Compared to regular Pillow, cv2 is around three times faster than PIL, as shown in this article.
Additionally, the Albumentations project, mostly based on Numpy and OpenCV also has shown better performance than other options, including torchvision with a fast Pillow-SIMD backend.

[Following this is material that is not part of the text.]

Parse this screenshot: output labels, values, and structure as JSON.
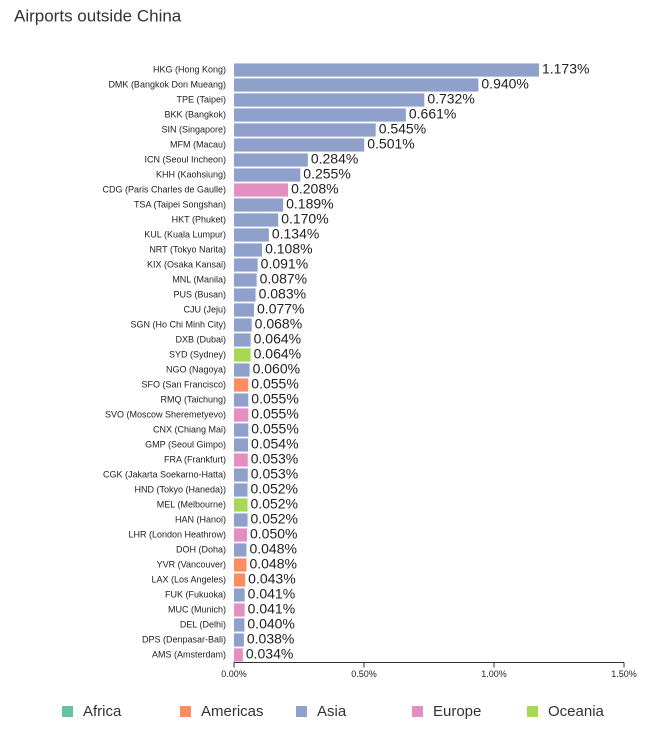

But it can also be the case that Pillow-SIMD can be faster in some cases, as tested in this article
There are multiple image augmentation and manipulation frameworks available, each with its own strengths and limitations. Some of these alternatives are:
- Torchvision: Based on Pillow (default), Pillow-SIMD, accimage, libpng, libjpeg or libjpeg-turbo
- Kornia: Inspired by OpenCV, for differentiable tensor image functions
- Albumentations: Based on pure NumPy, OpenCV and imgaug, with a large variety of transformations
- Rising: For differentiable 2D and 3D image functions
- TorchIO: For 3D medical imaging
- Part of the intention of this merge between jbohnslav's and YU-Zhiyang's projects was to bugfix and allow the authors to more easily incorporate the changes back themselves if they are useful and also to allow to decouple the augmentations code from BasicSR, so it's easier to add more augmentations or even change the backend like in DinJerr's fork, based on wand+ImageMagick.
- Each backend has it's pros and cons, but important points to consider when choosing are: available augmentation types, performance, external dependencies, features (for example, Kornia's differentiable augmentations) and user preference (all previous points being equal).